Conviver com o silêncio não é fácil, muitas vezes. Lembro-me perfeitamente que quando comecei a trabalhar neste horário nocturno frequentemente dava por mim a responder a diálogos imaginários que nunca tive nem terei com ninguém. Dei por mim muitas vezes a rir-me, não sei bem do quê. Obviamente estes problemas não têm apenas a ver com o facto de estar em silêncio, mas têm também haver com o Ciclo Circadiano que, no caso das pessoas que trabalham de noite, fica severamente perturbado.
Quero acrescentar também que o facto de estar a trabalhar em nada influi a questão do silêncio. Se bem que é um trabalho mentalmente exigente (até certo ponto, claro está, não sou nenhum cientista) é um trabalho que faço perfeitamente sem pensar muito nele.
Então, porque é que o silêncio é importante? Importa perceber o que acontece quando estamos em silêncio.
Quando em silêncio total e ausente de acções distractivas estamos na companhia de nós próprios. Pessoalmente, sinto nestes momentos que sou duas pessoas diferentes. Uma que questiona e outra que responde, numa espécie de jogo de ténis. Há muita gente que fala com muita gente e que evita ficar sozinha, talvez pelo receio (ainda que distante ou não admitido) de se auto-confrontarem. Não é de todo o meu caso, dado que não sou de falar muito e, na verdade, estando a trabalhar não posso sair ou estar aqui a ligar para não sei quem. Também não o faria, de qualquer das formas. Vivo perfeitamente bem comigo mesmo e aprecio bastante o meu silêncio.
Enquanto em silêncio posso pensar em tudo o que me apetece, tecer todas as teorias que me apeteçam, imaginar todos os cenários possíveis e impossíveis. Obviamente, há momentos perturbadores. Há momentos em que a angústia facilmente envolve todo o silêncio e transforma-o num poço de ansiedades e essa angústia é praticamente impossível de afastar nesses dias. E nesses dias pensa-se em tudo o que há de mau. Auto estima atinge valores negativos, as soluções parecem todas demasiado distantes e falíveis, tudo o que parecia certo parece errado e todas as convulsões se precipitam. Desde o choro à hipótese de morrer. E é nestes momentos que custa mais estar em silêncio, num lugar ermo, no meio de uma montanha com vista para um vale onde as luzes brilham lá em baixo. Estáticas como o gelo. Sintetizando, é desesperante.

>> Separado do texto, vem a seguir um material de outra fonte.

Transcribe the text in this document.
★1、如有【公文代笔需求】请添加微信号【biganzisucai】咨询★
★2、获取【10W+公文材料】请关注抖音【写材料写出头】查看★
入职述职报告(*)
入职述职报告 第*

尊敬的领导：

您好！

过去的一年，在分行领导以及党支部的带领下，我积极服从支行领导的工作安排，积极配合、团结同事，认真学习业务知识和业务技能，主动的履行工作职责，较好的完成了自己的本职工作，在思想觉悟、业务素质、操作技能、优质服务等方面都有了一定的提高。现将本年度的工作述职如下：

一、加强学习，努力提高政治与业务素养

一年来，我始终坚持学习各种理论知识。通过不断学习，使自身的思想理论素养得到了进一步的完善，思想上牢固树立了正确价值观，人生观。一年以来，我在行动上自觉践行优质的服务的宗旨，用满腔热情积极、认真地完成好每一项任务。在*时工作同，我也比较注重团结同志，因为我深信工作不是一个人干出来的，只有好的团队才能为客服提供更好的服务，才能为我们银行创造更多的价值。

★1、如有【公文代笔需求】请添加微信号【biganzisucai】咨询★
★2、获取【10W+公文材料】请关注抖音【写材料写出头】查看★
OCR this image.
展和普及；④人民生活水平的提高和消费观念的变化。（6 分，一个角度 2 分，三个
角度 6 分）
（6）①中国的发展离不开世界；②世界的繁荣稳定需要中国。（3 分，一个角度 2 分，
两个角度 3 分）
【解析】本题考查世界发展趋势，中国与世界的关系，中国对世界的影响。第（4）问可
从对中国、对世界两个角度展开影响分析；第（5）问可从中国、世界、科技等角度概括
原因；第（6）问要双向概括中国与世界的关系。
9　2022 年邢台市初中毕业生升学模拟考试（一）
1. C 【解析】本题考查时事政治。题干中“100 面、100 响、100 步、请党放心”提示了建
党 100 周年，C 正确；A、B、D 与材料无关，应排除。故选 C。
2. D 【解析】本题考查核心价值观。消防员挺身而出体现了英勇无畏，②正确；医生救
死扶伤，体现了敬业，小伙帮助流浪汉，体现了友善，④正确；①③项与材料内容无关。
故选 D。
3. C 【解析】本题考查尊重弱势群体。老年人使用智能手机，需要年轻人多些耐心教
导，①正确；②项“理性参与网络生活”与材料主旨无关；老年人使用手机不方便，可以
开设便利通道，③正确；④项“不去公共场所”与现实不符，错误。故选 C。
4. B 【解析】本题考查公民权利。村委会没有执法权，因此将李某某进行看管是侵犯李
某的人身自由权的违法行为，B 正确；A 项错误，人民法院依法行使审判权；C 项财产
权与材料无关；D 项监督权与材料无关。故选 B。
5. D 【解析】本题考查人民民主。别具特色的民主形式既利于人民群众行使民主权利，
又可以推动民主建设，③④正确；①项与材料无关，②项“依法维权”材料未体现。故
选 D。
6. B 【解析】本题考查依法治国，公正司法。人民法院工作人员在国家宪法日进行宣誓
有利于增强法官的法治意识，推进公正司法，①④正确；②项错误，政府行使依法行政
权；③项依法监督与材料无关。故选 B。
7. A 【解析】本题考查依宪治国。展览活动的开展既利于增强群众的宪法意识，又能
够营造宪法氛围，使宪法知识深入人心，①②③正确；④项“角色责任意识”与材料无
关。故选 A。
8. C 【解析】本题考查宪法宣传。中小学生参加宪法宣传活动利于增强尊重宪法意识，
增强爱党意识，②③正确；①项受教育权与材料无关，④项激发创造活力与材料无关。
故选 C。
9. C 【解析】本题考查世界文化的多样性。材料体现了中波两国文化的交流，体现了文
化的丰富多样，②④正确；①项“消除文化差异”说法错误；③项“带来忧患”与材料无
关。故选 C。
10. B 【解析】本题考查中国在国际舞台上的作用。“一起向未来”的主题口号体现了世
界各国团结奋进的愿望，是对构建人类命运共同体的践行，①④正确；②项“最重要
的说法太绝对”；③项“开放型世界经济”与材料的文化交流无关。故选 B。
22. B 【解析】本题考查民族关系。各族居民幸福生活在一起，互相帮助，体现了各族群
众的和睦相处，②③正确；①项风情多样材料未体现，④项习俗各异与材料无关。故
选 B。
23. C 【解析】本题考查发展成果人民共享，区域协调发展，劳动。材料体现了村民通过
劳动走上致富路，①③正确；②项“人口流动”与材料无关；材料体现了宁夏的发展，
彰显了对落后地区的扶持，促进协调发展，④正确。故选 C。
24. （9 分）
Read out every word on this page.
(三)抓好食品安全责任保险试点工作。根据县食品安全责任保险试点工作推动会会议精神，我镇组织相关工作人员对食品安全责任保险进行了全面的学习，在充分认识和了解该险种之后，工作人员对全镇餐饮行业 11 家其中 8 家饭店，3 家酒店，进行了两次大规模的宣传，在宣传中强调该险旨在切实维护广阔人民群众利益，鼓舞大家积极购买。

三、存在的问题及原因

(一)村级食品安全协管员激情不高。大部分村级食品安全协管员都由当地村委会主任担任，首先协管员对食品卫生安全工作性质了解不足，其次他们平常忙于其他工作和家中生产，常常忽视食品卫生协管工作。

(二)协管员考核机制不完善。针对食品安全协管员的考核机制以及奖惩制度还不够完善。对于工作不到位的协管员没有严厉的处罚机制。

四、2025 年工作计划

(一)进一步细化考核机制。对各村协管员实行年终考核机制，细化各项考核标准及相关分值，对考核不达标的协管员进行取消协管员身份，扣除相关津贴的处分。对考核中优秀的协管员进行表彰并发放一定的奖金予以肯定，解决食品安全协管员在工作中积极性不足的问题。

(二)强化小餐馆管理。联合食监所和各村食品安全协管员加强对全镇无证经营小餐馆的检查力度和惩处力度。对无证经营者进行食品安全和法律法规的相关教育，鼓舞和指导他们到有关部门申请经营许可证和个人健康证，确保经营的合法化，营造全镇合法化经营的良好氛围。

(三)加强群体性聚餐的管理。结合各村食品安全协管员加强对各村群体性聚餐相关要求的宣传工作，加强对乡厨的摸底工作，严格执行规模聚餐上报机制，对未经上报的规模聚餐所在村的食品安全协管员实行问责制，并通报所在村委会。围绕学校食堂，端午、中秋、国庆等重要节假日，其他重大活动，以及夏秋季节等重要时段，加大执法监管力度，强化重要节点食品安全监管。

Felizmente esses momentos são poucos, mas, na maior parte das vezes, são consequências da perturbação do silêncio que somos vítimas. Seja na forma de ouvirmos demasiado o exterior ou seja na forma de um evento qualquer que nos causa reacções negativas.
O silêncio é importante porque as piores e mais difíceis lutas são as que travamos dentro de nós. É quando não podemos chamar ninguém para vir resolver o nosso conflicto. É quando estamos constantemente a dizer para nós próprios que não vamos pensar mais nisso, apenas para segundos depois pensarmos ainda com mais força. Ao longo dos anos aprendi a lidar com isso. Aprendi a confrontar-me constantemente. E continuo a confrontar-me. Ainda ontem escrevi aqui um post bem maior do que este, apenas para o apagar no fim, por não sentir que fosse adequado (por uma miríade de motivos).
O que fiz? Como fiz? O que faço? Como faço? O que farei? Como farei? Seis perguntas que resumem muito daquilo que penso, quando me confronto a mim próprio.
Obviamente penso também em muitas coisas externas. Situações, pessoas, objectos etc. Penso no que está a acontecer à minha volta. Socialmente, politicamente e historicamente.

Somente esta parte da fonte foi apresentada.